French Foreign Minister Laurent Fabius
French Foreign Minister Laurent FabiusFlash 90

The Syrian regime is believed to have used chemical weapons, including chlorine, in 14 attacks since late 2013, French Foreign Minister Laurent Fabius said Tuesday, according to AFP.

Fabius, who is on an official visit to Washington, also voiced France's regrets that President Barack Obama failed to unleash strikes on the Syrian regime as punishment for a sarin gas attack last summer, saying it could have changed things on the ground.

Obama had threatened strikes after Syrian President Bashar Al-Assad crossed a red line by launching a sarin attack in August near Damascus in which hundreds died.

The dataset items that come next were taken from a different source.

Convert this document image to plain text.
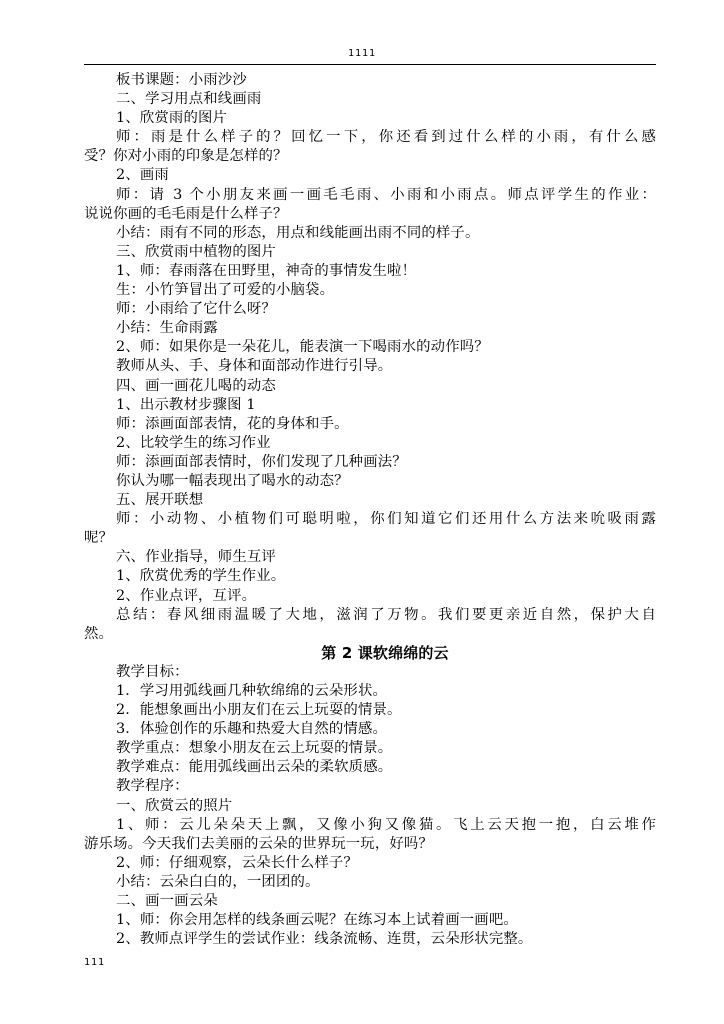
1111
板书课题：小雨沙沙
二、学习用点和线画雨
1、欣赏雨的图片
师：雨是什么样子的？回忆一下，你还看到过什么样的小雨，有什么感
受？你对小雨的印象是怎样的？
2、画雨
师：请 3 个小朋友来画一画毛毛雨、小雨和小雨点。师点评学生的作业：
说说你画的毛毛雨是什么样子？
小结：雨有不同的形态，用点和线能画出雨不同的样子。
三、欣赏雨中植物的图片
1、师：春雨落在田野里，神奇的事情发生啦！
生：小竹笋冒出了可爱的小脑袋。
师：小雨给了它什么呀？
小结：生命雨露
2、师：如果你是一朵花儿，能表演一下喝雨水的动作吗？
教师从头、手、身体和面部动作进行引导。
四、画一画花儿喝的动态
1、出示教材步骤图 1
师：添画面部表情，花的身体和手。
2、比较学生的练习作业
师：添画面部表情时，你们发现了几种画法？
你认为哪一幅表现出了喝水的动态？
五、展开联想
师：小动物、小植物们可聪明啦，你们知道它们还用什么方法来吮吸雨露
呢？
六、作业指导，师生互评
1、欣赏优秀的学生作业。
2、作业点评，互评。
总结：春风细雨温暖了大地，滋润了万物。我们要更亲近自然，保护大自
然。
第 2 课软绵绵的云
教学目标：
1．学习用弧线画几种软绵绵的云朵形状。
2．能想象画出小朋友们在云上玩耍的情景。
3．体验创作的乐趣和热爱大自然的情感。
教学重点：想象小朋友在云上玩耍的情景。
教学难点：能用弧线画出云朵的柔软质感。
教学程序：
一、欣赏云的照片
1、师：云儿朵朵天上飘，又像小狗又像猫。飞上云天抱一抱，白云堆作
游乐场。今天我们去美丽的云朵的世界玩一玩，好吗？
2、师：仔细观察，云朵长什么样子？
小结：云朵白白的，一团团的。
二、画一画云朵
1、师：你会用怎样的线条画云呢？在练习本上试着画一画吧。
2、教师点评学生的尝试作业：线条流畅、连贯，云朵形状完整。
111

Ultimately, however, the United States and Russia reached a deal to remove Assad’s chemical arsenal from Syria, and Obama cancelled the attack.

"We regret it because we think it would have changed lots of things ... but what is done is done, and we're not going to rewrite history," Fabius told a press conference in Washington.

He alleged, however, that "we have credible witnesses for the use, at least 14 uses ... of chemical agents since October 2013."

While Assad has handed over some 92 percent of his chemical weapons stockpile for destruction, "we have lots of elements which lead us to believe that a certain number of these chemical weapons have been hidden," Fabius said, according to AFP.

The 14 reported incidents showed that "in recent weeks, new, smaller quantities of chemical arms have been used, mainly chlorine," he said, adding that France was currently examining the evidence.

U.S. officials asked about Fabius' allegations said they would have to check into the reports, but stressed they took any such accusations seriously.

Last month,  activists said that over 100 people were killed in a chlorine gas attack in the town of Talmenes in Idlib Province.

The Islamic Front, an opposition forces coalition, claimed that victims of the attack were suffering from the effects of inhaling chlorine gas, listed the names of 17 victims, and even released video footage of the aftermath of the attack.

The United Nations Security Council has since called for an investigation into the alleged chlorine attack, and the Organization for the Prohibition of Chemical Weapons which is overseeing the destruction of Syria's chemical arms stockpile has sent a mission to Syria to investigate the allegations.

A scientific analysis recently conducted for the British Telegraph newspaper found that Assad was indeed chemical weapons against civilians.

As part of the analysis, soil samples from the scene of three recent gas attacks in Syria were collected by trained individuals and analyzed by a chemical warfare expert.

The results show sizeable and unambiguous traces of chlorine and ammonia present at the site of all three attacks.